Decker made a name for himself when he and several other men advocating fathers’ rights became fixtures at meetings of the Arizona Supreme Court’s Child Support Guidelines Review Committee, a court-appointed panel that is charged with reviewing the state’s child support policies every four years.
This year, the committee supported implementing Child Outcomes Based Support, or COBS, which seeks to equalize the living standard a child would experience in the homes of both parents. It was an idea opposed by Decker and other fathers’ rights advocates, and they spent hours meeting weekly with the chairman of the committee, Maricopa County Superior Court Judge Bruce Cohen.
Decker said he has spent thousands of hours researching child support issues and he has several ideas for future legislation.
He also has been a frequent speaker at legislative committee hearings.
“I and a small group of people have been working for change and getting it,” Decker said. “We were 100 percent successful at passing and killing the bills that needed to be killed.”
Decker said they had a hand in 2010 in securing the passage of SB1314, which added a public policy statement pertaining to the best interests of a child and provided sanctions for filing petitions in bad faith.
Their success, he said, bred animosity from people who “don’t want the laws simplified and don’t want them child friendly.”

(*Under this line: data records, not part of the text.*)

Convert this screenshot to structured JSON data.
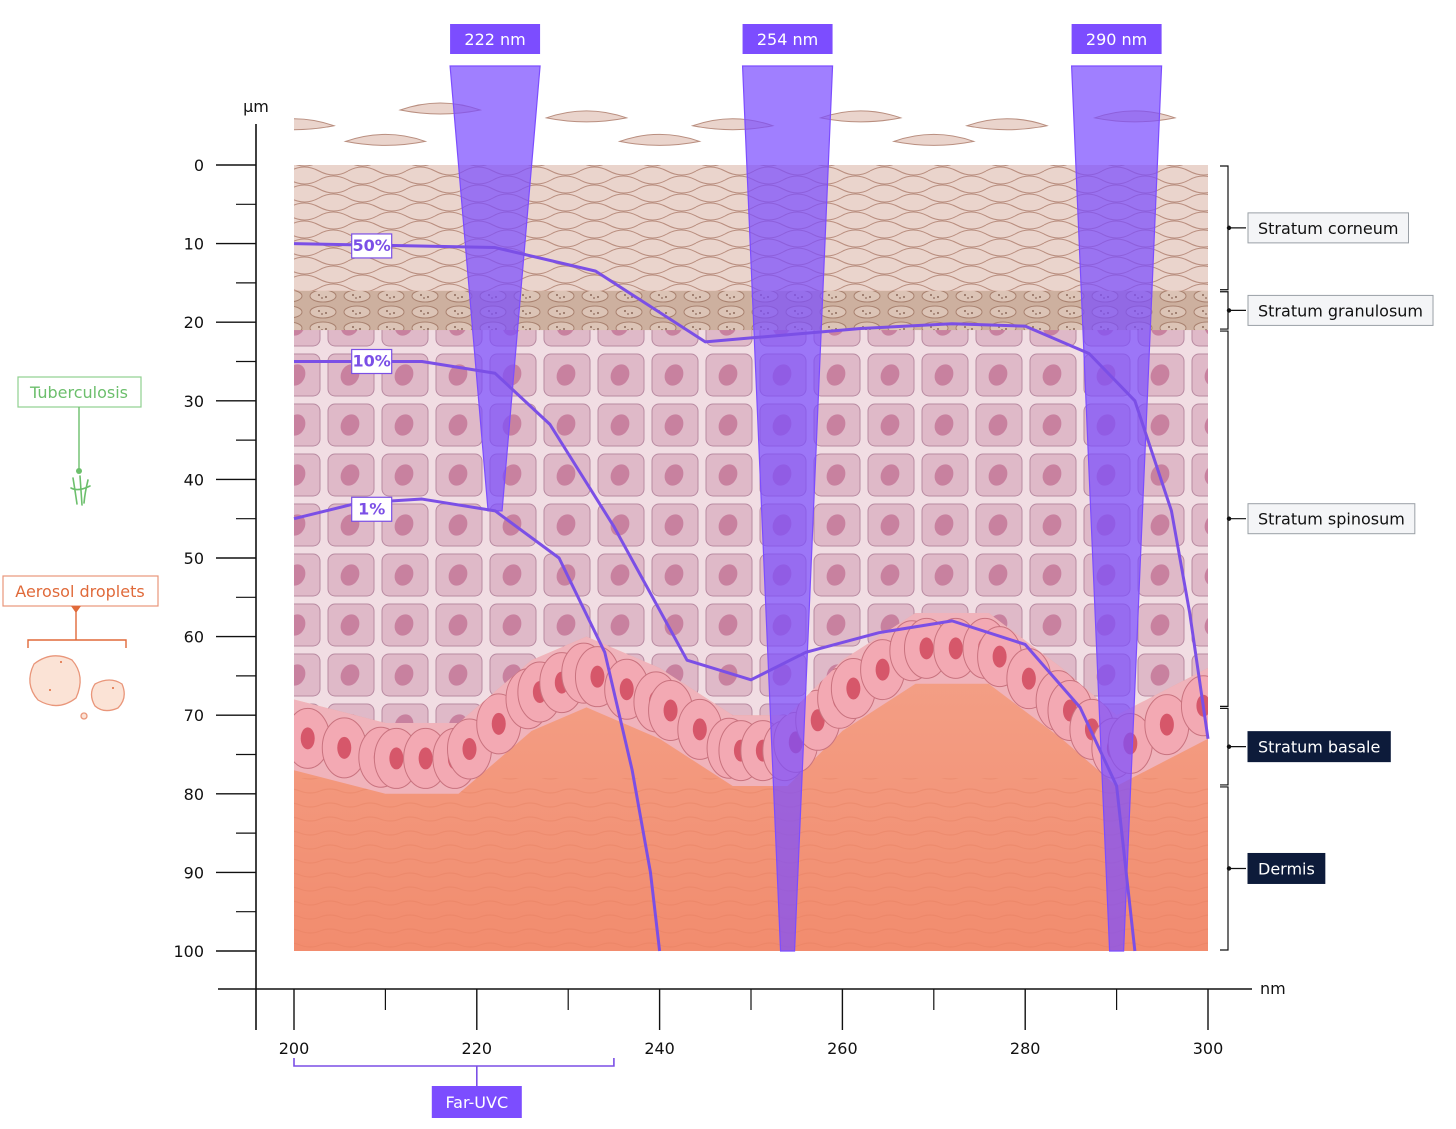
{
  "axes": {
    "y_unit": "µm",
    "x_unit": "nm",
    "y_ticks": [
      "0",
      "10",
      "20",
      "30",
      "40",
      "50",
      "60",
      "70",
      "80",
      "90",
      "100"
    ],
    "x_ticks": [
      "200",
      "220",
      "240",
      "260",
      "280",
      "300"
    ]
  },
  "beams": [
    {
      "label": "222 nm",
      "wavelength": 222,
      "depth_um": 44
    },
    {
      "label": "254 nm",
      "wavelength": 254,
      "depth_um": 100
    },
    {
      "label": "290 nm",
      "wavelength": 290,
      "depth_um": 100
    }
  ],
  "curves": [
    {
      "label": "50%",
      "points": [
        [
          200,
          10
        ],
        [
          222,
          10.5
        ],
        [
          233,
          13.5
        ],
        [
          245,
          22.5
        ],
        [
          250,
          22
        ],
        [
          262,
          20.8
        ],
        [
          272,
          20.2
        ],
        [
          280,
          20.5
        ],
        [
          287,
          24
        ],
        [
          292,
          30
        ],
        [
          296,
          44
        ],
        [
          298,
          57
        ],
        [
          300,
          73
        ]
      ]
    },
    {
      "label": "10%",
      "points": [
        [
          200,
          25
        ],
        [
          214,
          25
        ],
        [
          222,
          26.5
        ],
        [
          228,
          33
        ],
        [
          235,
          46
        ],
        [
          243,
          63
        ],
        [
          250,
          65.5
        ],
        [
          256,
          62
        ],
        [
          264,
          59.5
        ],
        [
          272,
          58
        ],
        [
          280,
          61
        ],
        [
          286,
          69
        ],
        [
          290,
          79
        ],
        [
          292,
          100
        ]
      ]
    },
    {
      "label": "1%",
      "points": [
        [
          200,
          45
        ],
        [
          207,
          43
        ],
        [
          214,
          42.5
        ],
        [
          222,
          44
        ],
        [
          229,
          50
        ],
        [
          234,
          62
        ],
        [
          237,
          77
        ],
        [
          239,
          90
        ],
        [
          240,
          100
        ]
      ]
    }
  ],
  "layers": [
    {
      "name": "Stratum corneum",
      "range": [
        0,
        16
      ],
      "dark": false
    },
    {
      "name": "Stratum granulosum",
      "range": [
        16,
        21
      ],
      "dark": false
    },
    {
      "name": "Stratum spinosum",
      "range": [
        21,
        69
      ],
      "dark": false
    },
    {
      "name": "Stratum basale",
      "range": [
        69,
        79
      ],
      "dark": true
    },
    {
      "name": "Dermis",
      "range": [
        79,
        100
      ],
      "dark": true
    }
  ],
  "far_uvc": {
    "label": "Far-UVC",
    "range": [
      200,
      235
    ]
  },
  "pathogens": {
    "tuberculosis": "Tuberculosis",
    "aerosol": "Aerosol droplets"
  },
  "colors": {
    "beam": "#7c4dff",
    "curve": "#7b4fe6",
    "tuberculosis": "#6cbf6c",
    "aerosol": "#e06a3a",
    "label_dark": "#0d1b3a"
  }
}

The court committee is separate from the Child Support Committee. Decker was appointed in March to fill a seat for “one person who is knowledgeable in child support issues and is a noncustodial parent.”
A month before his appointment, Decker was discharged early from a three-year sentence of probation and his felony convictions were designated misdemeanors, a common practice used to give offenders incentive to successfully complete probation.
According to court records, Decker showed up at his children’s Mesa school Feb. 21, 2007, wanting to take them to the doctor for vaccinations.
Court records say that when school staff resisted, he stormed into his son’s second-grade classroom and grabbed him by the arm and took him out of class. Then the two went to Decker’s sixth-grade daughter’s classroom.
Decker punched the teacher when he tried to bar the father from the classroom.
“I didn’t punch the teacher,” Decker said in a May 23 interview. “I defended myself.”
Mesa police arrested him later at the doctor’s office.
Decker maintains he didn’t do anything wrong, but says he pled guilty after being pressured to do so by his defense attorney.
Decker’s past also includes a 1982 conviction for aggravated assault for firing shots at the passing car of his newspaper deliveryman as he threw the Wall Street Journal on his driveway.
Decker said that incident was precipitated by business rivals throwing fire bombs at his business and house.
And there was a Dec. 25, 2003, incident where his ex-wife reported to Scottsdale police that he opened the door to his home holding a handgun, but not pointing it at her.
“That was a lie and the police found out it was a lie,” said Decker, adding that more than a dozen police officers showed up at his house, but he was never arrested or charged.
Decker said his criminal record has nothing to do with functioning on the committee.